The following is a story by the Foothills Sentry newspaper, a Voice of OC media partner covering Orange, Villa Park, Orange Park Acres, Anaheim Hills, North Tustin, Silverado Canyon, and Modjeska Canyon.

This story was published in the Sentry’s April 2016 edition.

Whether residents in Sewer Area 7 prefer Irvine Ranch Water District (IRWD), or East Orange County Water District (EOCWD), to take on operation and management responsibilities for their local system, depends on who you talk to.

The Irvine Ranch Water District conducted a survey of 300 area residents in December, and found that 63.3 percent of those polled favored it over EOCWD.  A survey of 300 residents conducted by EOCWD in February found that 77 percent of respondents preferred it over IRWD.

Both surveys were conducted by professional pollsters and have a 95 percent confidence rating.

The price is right

The IRWD survey focused on its costs and experience.  At the time residents were polled, IRWD had offered customers a 50 percent rate cut and EOCWD had offered a 10 percent rate cut.  EOCWD subsequently revised its proposal to include a 50 percent rate cut as well.

IRWD currently provides sewer service to customers in Irvine, Lake Forest, parts of Tustin, Newport Beach, Foothill Ranch, Costa Mesa, and unincorporated areas of Orange County.  EOCWD provides wholesale water to area service providers, and retail water to portions of North Tustin and East Orange, a 2.3-square-mile service area that nearly mirrors the Area 7 sewer system. It does not currently operate or maintain sewers. Area 7 is managed by the Orange County Sanitation District (OCSD).

The IRWD survey found that when respondents knew little about the issue, 44 percent of them favored the Irvine-based agency. When advised of IRWD’s 50 years of sewer experience, and its proposed rate plan that would save the community $3 million annually, the “favorable” number grew to 63.3 percent. The 21.7 percent of residents who initially preferred EOCWD held fairly steady at 21 percent, after being informed of IRWD’s lower costs and greater experience.

Close to you

EOCWD’s survey was conducted after it revised its proposed 10 percent cost cut to 50 percent.  With savings from both agencies now the same, EOCWD’s poll focused on level of service, response time and local control. Although EOCWD has no sewer system experience as an agency, its general manager spent 30 years in that discipline, and intends to maintain Area 7 just as OCWD has, using the same crews that inspect, repair and clean the system now. EOCWD intends to clean the system’s pipes every year.  IRWD plans to clean them every two years.

Because EOCWD is located in Orange, it says it can respond to sewer emergencies in Area 7 in 20 minutes. IRWD promises a 30-minute response time. Survey respondents thought annual cleaning and fast emergency response time to be “important” by 85 and 74 percent, respectively.

When asked if having a governing board comprised of community members, as opposed to residents of Irvine and Newport Beach, was important, 68.7 percent said it was.
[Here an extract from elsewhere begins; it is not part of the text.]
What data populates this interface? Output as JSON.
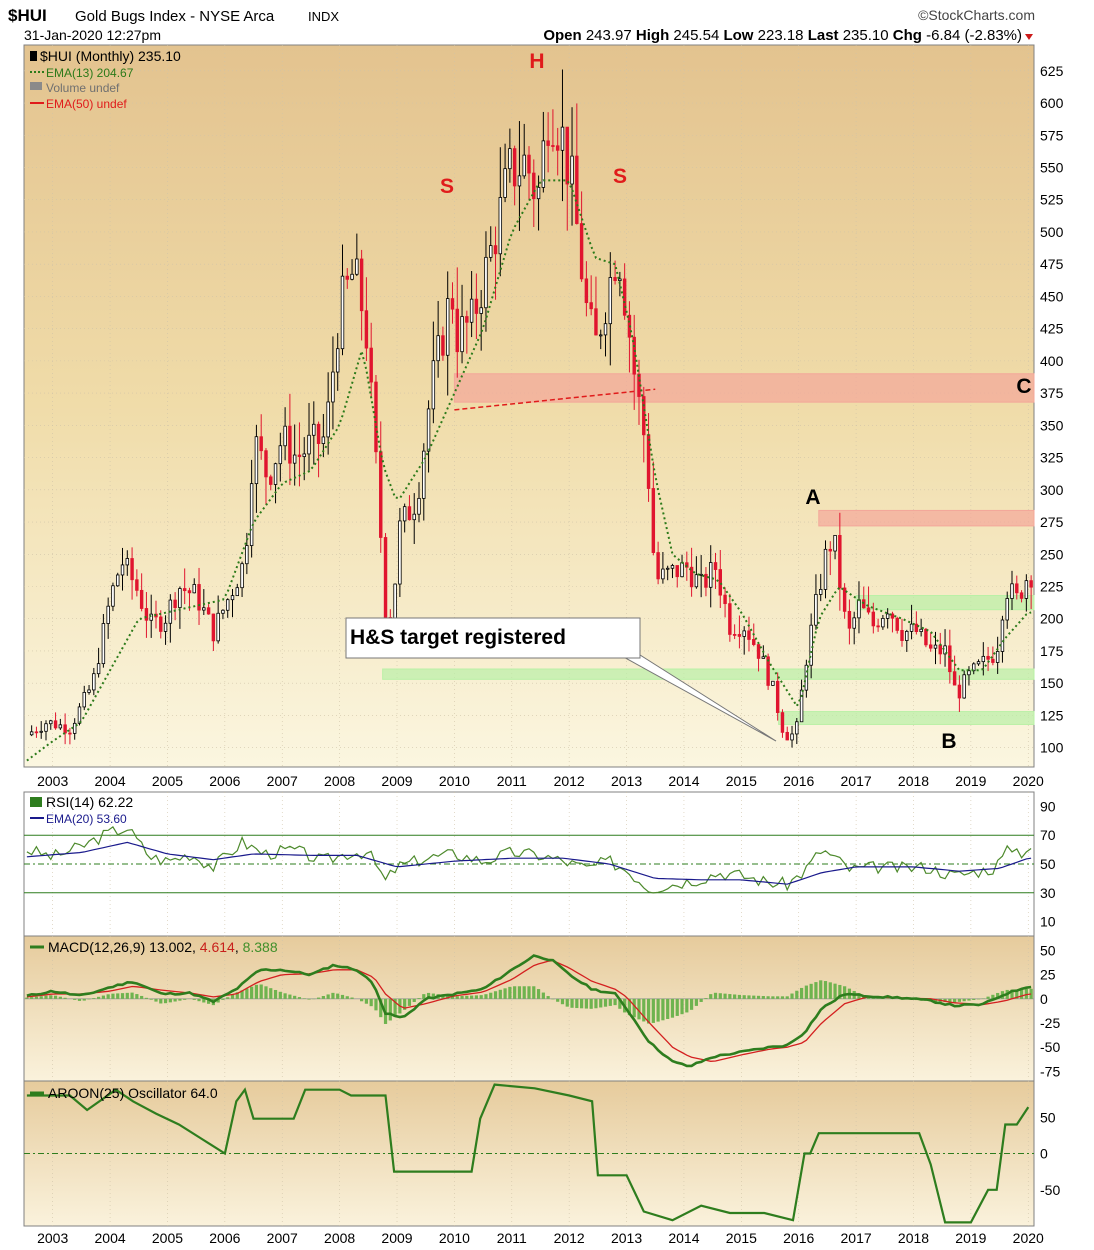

But it doesn’t matter which survey most  accurately reflects community opinion, because Sewer Area 7 customers don’t decide which agency will become their service provider. That decision will be made by the Local Agency Formation Commission (LAFCO), a seven member panel appointed by the board of supervisors, a city selection committee, and a special district selection committee. A member from the general public is appointed by the county, city and special district members.

Independent review

LAFCO was created by the state in 1963 to ensure that municipal and special district boundaries are laid out logically and efficiently to best serve the public.  Today, with most agency and jurisdictional boundaries decided, LAFCO persists to facilitate constructive changes in governmental structure and boundaries.

Two years ago OCSD asked EOCWD if it would be interested in taking on the Area 7 sewer system. The county wanted to transfer local sewer systems to local entities so it could focus on the larger, countywide system. EOCWD agreed, and commenced a comprehensive study of Area 7, including a thorough video survey of the pipes themselves, negotiations with the cities of Orange and Tustin, and submitted an application to LAFCO.
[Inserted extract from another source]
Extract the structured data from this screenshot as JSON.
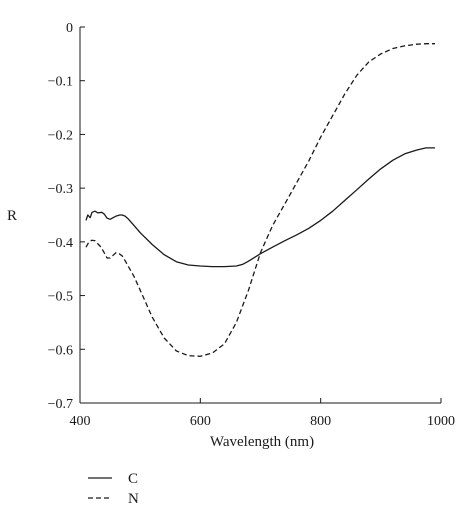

That’s when the transfer, already agreed to by all parties involved (OCSD, EOCWD, Tustin, North Tustin, Orange), got complicated.  Part of LAFCO’s responsibility is to query other agencies who might also be interested in providing the service in question. IRWD was one of them, and just weeks before the application period closed, it submitted its proposal for Area 7.

The transfer that was expected to be complete in spring 2015 may finally be decided this month. LAFCO’s staff reports have recommended that commissioners choose IRWD, based on its experience, size and cost structure.  But LAFCO critics claim that two commissioners may be unduly influencing the process. LAFCO President Derek McGregor is a consultant whose resume lists IRWD as a client.  LAFCO Commissioner John Withers serves on the board of IRWD.